Although he made the Yankees’ postseason roster, Ledee failed to log an at-bat during the ALDS and subsequently went 0-for-5 in the ALCS against the Indians.
Despite his lack of at-bats, Ledee was named as the team’s starting left fielder in Game 1 of the World Series. He responded by going 2-for-3 with a double, walk and two RBI. The left-handed hitter would go on to bat .600 (6-for-10) in the series with three doubles and four RBI as the Yankees dropped the Padres in four consecutive games.
9. Andruw Jones, OF, Atlanta Braves (1996)
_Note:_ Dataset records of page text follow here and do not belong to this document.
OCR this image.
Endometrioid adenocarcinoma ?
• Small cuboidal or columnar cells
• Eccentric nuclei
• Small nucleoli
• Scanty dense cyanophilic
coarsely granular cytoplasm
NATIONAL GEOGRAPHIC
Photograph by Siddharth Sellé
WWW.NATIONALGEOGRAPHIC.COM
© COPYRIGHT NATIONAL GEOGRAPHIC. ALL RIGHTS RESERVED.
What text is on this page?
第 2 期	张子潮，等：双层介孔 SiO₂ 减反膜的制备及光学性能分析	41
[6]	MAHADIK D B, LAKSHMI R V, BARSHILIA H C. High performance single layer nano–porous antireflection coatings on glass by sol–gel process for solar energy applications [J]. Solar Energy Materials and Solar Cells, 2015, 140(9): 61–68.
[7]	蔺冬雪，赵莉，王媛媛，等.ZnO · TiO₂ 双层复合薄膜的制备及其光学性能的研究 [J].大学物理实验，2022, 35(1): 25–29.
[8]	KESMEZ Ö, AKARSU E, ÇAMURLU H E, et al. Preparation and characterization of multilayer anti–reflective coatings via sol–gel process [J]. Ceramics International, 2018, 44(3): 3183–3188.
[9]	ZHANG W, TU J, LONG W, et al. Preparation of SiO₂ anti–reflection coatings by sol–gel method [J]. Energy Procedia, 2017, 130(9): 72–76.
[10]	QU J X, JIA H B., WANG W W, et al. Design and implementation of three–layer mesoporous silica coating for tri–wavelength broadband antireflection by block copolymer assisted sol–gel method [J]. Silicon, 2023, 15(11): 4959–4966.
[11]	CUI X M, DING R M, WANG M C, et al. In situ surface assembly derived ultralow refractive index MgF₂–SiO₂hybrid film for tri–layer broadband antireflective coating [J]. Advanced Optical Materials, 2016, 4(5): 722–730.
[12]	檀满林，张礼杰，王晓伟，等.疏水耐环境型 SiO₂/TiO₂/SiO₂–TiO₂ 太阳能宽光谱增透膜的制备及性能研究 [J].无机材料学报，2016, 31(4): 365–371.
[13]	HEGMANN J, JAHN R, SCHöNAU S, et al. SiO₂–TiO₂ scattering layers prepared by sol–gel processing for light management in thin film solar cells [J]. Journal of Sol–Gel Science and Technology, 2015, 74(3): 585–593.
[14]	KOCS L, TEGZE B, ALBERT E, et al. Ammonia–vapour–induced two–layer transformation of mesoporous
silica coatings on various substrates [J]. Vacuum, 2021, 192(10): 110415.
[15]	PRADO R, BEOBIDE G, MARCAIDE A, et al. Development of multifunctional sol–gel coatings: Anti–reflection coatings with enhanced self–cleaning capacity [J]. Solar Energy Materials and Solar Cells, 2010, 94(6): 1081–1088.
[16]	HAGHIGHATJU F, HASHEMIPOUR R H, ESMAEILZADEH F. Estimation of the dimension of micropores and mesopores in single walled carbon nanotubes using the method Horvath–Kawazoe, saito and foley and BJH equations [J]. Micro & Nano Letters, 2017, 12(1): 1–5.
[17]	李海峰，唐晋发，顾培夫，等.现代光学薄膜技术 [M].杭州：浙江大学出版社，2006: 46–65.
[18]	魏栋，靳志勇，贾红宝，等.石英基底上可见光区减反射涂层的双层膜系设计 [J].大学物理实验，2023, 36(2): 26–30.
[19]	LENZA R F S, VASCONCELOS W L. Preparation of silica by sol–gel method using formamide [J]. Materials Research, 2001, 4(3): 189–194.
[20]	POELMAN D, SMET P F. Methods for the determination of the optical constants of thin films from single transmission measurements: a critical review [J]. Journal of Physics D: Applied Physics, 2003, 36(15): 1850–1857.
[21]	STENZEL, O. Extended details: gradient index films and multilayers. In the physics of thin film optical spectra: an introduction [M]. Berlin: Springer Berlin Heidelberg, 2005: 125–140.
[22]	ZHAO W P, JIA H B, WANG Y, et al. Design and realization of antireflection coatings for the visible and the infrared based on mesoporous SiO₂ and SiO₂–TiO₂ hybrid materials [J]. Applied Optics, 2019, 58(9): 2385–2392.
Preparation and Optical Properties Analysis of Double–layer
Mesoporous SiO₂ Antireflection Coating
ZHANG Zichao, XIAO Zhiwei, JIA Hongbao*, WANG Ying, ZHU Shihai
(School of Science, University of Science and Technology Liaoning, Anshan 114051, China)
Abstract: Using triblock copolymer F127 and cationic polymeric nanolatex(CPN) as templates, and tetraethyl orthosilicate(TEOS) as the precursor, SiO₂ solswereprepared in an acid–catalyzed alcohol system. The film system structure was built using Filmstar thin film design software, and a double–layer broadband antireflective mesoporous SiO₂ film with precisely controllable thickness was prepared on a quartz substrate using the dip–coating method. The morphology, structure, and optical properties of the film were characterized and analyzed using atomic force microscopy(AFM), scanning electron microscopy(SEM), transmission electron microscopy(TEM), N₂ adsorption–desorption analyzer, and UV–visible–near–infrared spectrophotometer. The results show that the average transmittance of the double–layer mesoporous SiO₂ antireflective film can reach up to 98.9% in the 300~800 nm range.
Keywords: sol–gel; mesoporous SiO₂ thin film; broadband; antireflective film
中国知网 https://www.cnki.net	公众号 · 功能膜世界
Regarded as the top prospect in the game by Baseball America heading into the 1996 season, Jones earned a promotion to the major leagues in the middle of August after posting a 1.072 OPS with 34 home runs in 116 games across three minor league levels.
The 19-year-old showed flashes of greatness following his call-up by the Braves, batting .217/.265/.443 with five home runs and 13 RBI in 31 regular-season games. As expected—given his age and lack of professional experience—Jones struggled to control the strike zone at the highest level and ultimately fanned 29 times in 113 plate appearances.
Though Jones was named to the Braves’ postseason roster, the precocious outfielder served as a pinch hitter and late-inning defensive replacement during the NLDS and for most of the NLCS. However, when he was given the start in left field in the deciding Game 7 of the NLCS against the Cardinals, Jones made the most of the opportunity, going 2-for-4 with a home run and three RBI.
The rookie was back in left field for Game 1 of the World Series against the Yankees and, amazingly, picked up where he left off in the NLCS, going 3-for-4 with three runs scored, two home runs and five RBI. At 19 years old, Jones became the youngest player to hit a home run in the postseason (and obviously the World Series).
10. Willie McGee, OF, St. Louis Cardinals (1982)
Willie McGee made an immediate impact in the major leagues, batting .340 with nine extra-base hits, 21 RBI and eight stolen bases in 43 games following his debut early in the 1982 season. The 23-year-old ultimately finished the season with a .296/.318/.391 batting line, 24 extra-base hits and 24 stolen bases in 123 games, and he placed third in the NL Rookie of the Year voting.
McGee continued to swing a hot bat in the NLCS, posting a 1.154 OPS with two triples, a home run and five RBI in the Cardinals’ three-game sweep of the Braves. The speedy switch hitter didn’t fare as well in the World Series, as the Brewers pitchers allowed him to reach base seven times in 26 plate appearances.
However, McGee put himself in the record books with his 2-for-3, two-home run, four-RBI performance in Game 3.